後日、クローン Prusa i3 MK3Sの方で連続(計8時間位?)で印刷をしていたら、以下のエラーが発生していました。

印刷自体は終わっていましたが、印刷途中でヒートベッドの温度が上がらなくなった可能性があります。(放っておいたので詳細はわからず。。。)

印刷後にホットエンドとビルドプレートの温度が一定以下になると表示されるエラーでした。冬の寒いときにOriginal Prusaでも発生しました。

→ドライヤーなどで温めてあげると解決します。

あれからいくつか印刷しましたが印刷品質に関しては、公式と同等程度と思われます。

追記

Original PrusaとクローンPrusaをそれぞれ十数時間は使用しましたが、Originalよりクローンが優れている部分がありました。

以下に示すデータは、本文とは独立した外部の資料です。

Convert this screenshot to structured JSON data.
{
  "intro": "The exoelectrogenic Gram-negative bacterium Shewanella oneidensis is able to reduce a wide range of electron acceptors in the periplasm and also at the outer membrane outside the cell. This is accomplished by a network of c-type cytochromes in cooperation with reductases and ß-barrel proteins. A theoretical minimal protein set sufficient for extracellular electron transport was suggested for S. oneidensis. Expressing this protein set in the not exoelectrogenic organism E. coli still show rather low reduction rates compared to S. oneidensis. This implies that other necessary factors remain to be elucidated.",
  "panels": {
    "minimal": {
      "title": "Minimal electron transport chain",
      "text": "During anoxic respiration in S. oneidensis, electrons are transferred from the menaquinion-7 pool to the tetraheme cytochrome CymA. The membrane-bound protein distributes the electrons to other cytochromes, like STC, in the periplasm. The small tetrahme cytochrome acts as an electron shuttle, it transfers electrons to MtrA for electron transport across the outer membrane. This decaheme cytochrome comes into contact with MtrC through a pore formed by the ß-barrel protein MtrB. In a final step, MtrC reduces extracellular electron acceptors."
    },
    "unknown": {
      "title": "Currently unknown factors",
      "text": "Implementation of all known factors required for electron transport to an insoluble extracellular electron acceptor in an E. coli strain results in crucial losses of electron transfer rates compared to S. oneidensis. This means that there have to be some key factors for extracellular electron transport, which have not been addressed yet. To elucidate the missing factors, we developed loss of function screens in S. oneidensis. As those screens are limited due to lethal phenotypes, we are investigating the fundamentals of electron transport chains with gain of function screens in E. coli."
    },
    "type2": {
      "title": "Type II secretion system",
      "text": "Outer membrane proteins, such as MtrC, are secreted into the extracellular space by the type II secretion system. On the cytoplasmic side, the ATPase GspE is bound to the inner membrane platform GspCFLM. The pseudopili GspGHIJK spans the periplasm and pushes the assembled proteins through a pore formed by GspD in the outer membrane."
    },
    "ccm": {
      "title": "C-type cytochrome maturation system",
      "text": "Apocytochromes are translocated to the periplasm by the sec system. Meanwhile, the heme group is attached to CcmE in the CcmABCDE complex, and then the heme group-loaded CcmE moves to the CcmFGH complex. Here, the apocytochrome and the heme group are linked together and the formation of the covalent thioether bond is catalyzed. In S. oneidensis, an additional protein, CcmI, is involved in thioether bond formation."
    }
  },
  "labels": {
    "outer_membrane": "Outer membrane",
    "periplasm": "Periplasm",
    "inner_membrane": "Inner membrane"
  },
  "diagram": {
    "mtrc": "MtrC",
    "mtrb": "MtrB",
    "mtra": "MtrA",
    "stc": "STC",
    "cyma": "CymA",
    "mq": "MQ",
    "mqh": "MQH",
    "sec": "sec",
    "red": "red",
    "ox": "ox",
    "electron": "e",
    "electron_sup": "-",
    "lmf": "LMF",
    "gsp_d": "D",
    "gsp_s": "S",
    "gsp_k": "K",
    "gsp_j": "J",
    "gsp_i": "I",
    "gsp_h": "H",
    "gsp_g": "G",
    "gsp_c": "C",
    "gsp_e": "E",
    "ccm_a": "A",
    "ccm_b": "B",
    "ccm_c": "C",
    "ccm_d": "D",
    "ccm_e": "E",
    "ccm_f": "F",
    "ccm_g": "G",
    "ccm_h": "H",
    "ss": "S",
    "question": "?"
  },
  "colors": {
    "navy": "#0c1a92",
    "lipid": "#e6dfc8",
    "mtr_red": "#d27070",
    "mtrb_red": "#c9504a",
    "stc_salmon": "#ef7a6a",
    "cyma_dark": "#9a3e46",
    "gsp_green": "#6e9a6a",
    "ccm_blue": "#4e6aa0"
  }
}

Original Prusaに付属するエクストールダーを冷却するファンが静穏仕様のため風量が小さいらしく、PETチューブが挿入されているので、フィラメントがノズルより手前で溶けてしまい、PETチューブ内部で引っ掛かってしまうフィラメント詰まりがたまに起こります。

使用するフィラメントの温度設定なども問題がありそうです。

その点、クローンPrusaは風量が大きいらしく、フィラメント詰まりが起こりずらいです。

ファンを交換しようかと思案中です。